Texting on a keyboard phone
Image via Wikipedia

As reported by the Associated Press and CBS, a 14yo teen in New Jersey has launched an anti-bullying program which uses text messaging systems as “report and support” lines for students.

After being the target of bullies and seeing the devastating effects on peers, Ashley Craig spent 8 months researching and planning before presenting her program proposal to the High Point Board of Education.

“She Designed the System Based on Her Generation”

Ashley’s program is called Students Against Being Bullied. As its first step, it relies on two text messaging systems and email for teens. The two text lines are monitored between 7am and 5pm daily. The first line is intended for teens to report bullying incidents in real-time. The second is for teens to request support and counseling assistance. Email is available at all times.

School administrators and counselors will monitor the text and email, and provide appropriate assistance.

“I hope that students will no longer feel as though they have to hold back on what they are experiencing or what they are watching other students experience,” Ashley is reported as stating. “With this ‘Report and Support Line,’ students will no longer feel as if they have no one to talk to, that the only way to resolve their issues is to take their own lives.”

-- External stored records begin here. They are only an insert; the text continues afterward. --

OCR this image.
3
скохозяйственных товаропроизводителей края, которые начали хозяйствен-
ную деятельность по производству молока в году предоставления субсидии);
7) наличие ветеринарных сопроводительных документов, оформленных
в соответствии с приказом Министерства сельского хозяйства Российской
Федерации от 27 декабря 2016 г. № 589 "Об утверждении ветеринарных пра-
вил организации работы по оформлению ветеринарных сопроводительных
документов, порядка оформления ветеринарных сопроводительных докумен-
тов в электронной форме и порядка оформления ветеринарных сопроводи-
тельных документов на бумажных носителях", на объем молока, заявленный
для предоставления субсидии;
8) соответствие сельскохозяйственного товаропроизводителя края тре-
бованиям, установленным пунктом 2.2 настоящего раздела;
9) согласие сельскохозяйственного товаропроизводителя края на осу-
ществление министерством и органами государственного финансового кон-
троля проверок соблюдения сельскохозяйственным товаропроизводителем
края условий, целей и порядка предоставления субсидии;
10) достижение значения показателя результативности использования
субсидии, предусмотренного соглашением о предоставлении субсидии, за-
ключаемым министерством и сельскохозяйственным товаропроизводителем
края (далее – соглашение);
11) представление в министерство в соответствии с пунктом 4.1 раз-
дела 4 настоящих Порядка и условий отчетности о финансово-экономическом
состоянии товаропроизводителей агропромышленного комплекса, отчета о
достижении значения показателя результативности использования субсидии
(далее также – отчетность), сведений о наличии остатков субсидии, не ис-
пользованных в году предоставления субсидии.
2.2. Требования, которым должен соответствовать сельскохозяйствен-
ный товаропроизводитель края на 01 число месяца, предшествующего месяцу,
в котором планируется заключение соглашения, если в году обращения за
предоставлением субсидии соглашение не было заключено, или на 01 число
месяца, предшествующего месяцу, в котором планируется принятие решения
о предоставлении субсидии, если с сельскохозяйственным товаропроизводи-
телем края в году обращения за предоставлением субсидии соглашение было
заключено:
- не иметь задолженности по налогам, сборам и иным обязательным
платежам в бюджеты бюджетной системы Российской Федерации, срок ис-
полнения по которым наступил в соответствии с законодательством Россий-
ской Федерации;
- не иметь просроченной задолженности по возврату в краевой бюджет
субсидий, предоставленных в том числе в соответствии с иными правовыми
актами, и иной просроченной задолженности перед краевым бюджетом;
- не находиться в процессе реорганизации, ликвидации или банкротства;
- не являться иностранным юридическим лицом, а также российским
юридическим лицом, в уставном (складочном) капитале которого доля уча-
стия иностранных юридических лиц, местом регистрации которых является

Ashley designed the system using texting and email, based on her knowledge of how teens communicate – along with her research showing that most teens own mobile phones with text capabilities. After listening to Ashley’s proposal, the school board approved the plan. They will pay for the two text plans required to support the plan, estimated at $900 annually.

New Jersey is noted as having the strictest anti-bullying policy in the nation, since passing a statute in November of 2010.